Diverse "Duz-Freundschaften"
Es kommt nicht oft vor, dass ein BGH-Richter sich selbst für befangen erklärt und seine Kollegen dies akzeptieren. Jüngst hatte es dies bei Klagen in Karlsruhe zu "Dieselgate" gegeben; auch einmal in einem Verfahren aus dem Insolvenzrecht. Nun traf es Ingo Drescher, Vorsitzender des für Gesellschaftsrecht zuständigen II. Zivilsenats. Alle weiteren sieben Richter und Richterinnen aus demselben Spruchkörper hatten sich ebenfalls selbst abgelehnt – etwa wegen diverser "Duz-Freundschaften" mit einigen der verklagten Rechtslehrer, aber auch mit dem Kläger, mit dem es in einem Fall zudem persönliche Kontakte wegen dessen politischer Tätigkeit gegeben habe. Viele hatten mit Hirtes Gegnern zudem über den laufenden Rechtsstreit gesprochen. Ein Richter war während seines Studiums von einem von ihnen für ein Stipendiat begutachtet worden. All dies erklärten der dafür zuständige XI. Zivilsenat hingegen beim Vize-Vorsitzenden und den anderen Mitgliedern für unbegründet. Die Vielfalt der Beziehungen ist wenig erstaunlich: Hirte ist neben seiner Beschäftigung mit dem Insolvenzrecht ein namhafter Experte für Aktien- und GmbH-Recht – genauso wie die Herausgeber der beiden Fachzeitschriften, die ihn rausgeworfen hatten, und die Urteilsfinder in dem für den gesellschaftsrechtlichen Konflikt Hirtes mit ihnen zuständigen BGH-Senat.

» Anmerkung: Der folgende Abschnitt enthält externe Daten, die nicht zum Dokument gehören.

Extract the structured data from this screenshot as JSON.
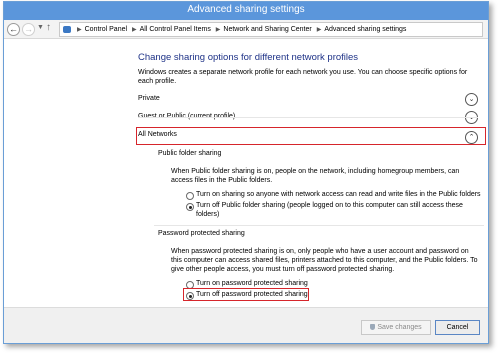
{
  "window": {
    "title": "Advanced sharing settings"
  },
  "address": {
    "crumbs": [
      "Control Panel",
      "All Control Panel Items",
      "Network and Sharing Center",
      "Advanced sharing settings"
    ]
  },
  "main": {
    "heading": "Change sharing options for different network profiles",
    "intro": "Windows creates a separate network profile for each network you use. You can choose specific options for each profile.",
    "profiles": {
      "private": "Private",
      "guest": "Guest or Public (current profile)",
      "all": "All Networks"
    },
    "public_folder": {
      "title": "Public folder sharing",
      "description": "When Public folder sharing is on, people on the network, including homegroup members, can access files in the Public folders.",
      "option_on": "Turn on sharing so anyone with network access can read and write files in the Public folders",
      "option_off": "Turn off Public folder sharing (people logged on to this computer can still access these folders)",
      "selected": "off"
    },
    "password": {
      "title": "Password protected sharing",
      "description": "When password protected sharing is on, only people who have a user account and password on this computer can access shared files, printers attached to this computer, and the Public folders. To give other people access, you must turn off password protected sharing.",
      "option_on": "Turn on password protected sharing",
      "option_off": "Turn off password protected sharing",
      "selected": "off"
    }
  },
  "footer": {
    "save_label": "Save changes",
    "cancel_label": "Cancel"
  },
  "colors": {
    "titlebar": "#5b96db",
    "heading": "#1e3287",
    "highlight": "#d6252b"
  },
  "icons": {
    "back": "back-arrow-icon",
    "forward": "forward-arrow-icon",
    "up": "up-arrow-icon",
    "control_panel": "control-panel-icon",
    "expand": "chevron-down-icon",
    "collapse": "chevron-up-icon",
    "save": "uac-shield-icon"
  }
}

Gesellschaftsrechtler unter sich
Die Vorgeschichte: Sämtliche Mitherausgeber der "Zeitschrift für Unternehmens- und Gesellschaftsrecht" (ZGR) aus dem Verlag de Gruyter hatten Hirte aus ihrem Kreis ausgeschlossen. Er sieht den Grund darin, dass er für die ZGR und eine Tochterzeitschrift (European Company and Financial Law Review – ECFR) Selbstanzeige beim Finanzamt erstattet hatte. Denn der Verlag habe dem Geschäftsführenden Herausgeber Prof. Dr. Peter Hommelhoff Gelder für Unkosten überwiesen, auf die er hätte Steuern abführen müssen. Die übrigen Herausgeber wiesen dies zurück (NJW-aktuell H. 48/2017, 7). Für Unmut in deren Runde, in die der jetzige BVerfG-Präsident Stephan Harbarth nachgerückt ist, dürfte auch ein Interview Hirtes im Deutschlandfunk gesorgt haben, in dem er unter Namensnennung seine Vorwürfe wiederholte. Auf eine Frage des Moderators hin sagte er zudem, er habe damals erfahren, dass er selbst im Gespräch für das Amt in Karlsruhe gewesen sei. Das OLG Karlsruhe hat seine Klage im Kern abgeschmettert (NJW-aktuell H. 23/2021, 7). Der BGH muss sich nun mit Hirtes Nichtzulassungsbeschwerde dagegen befassen.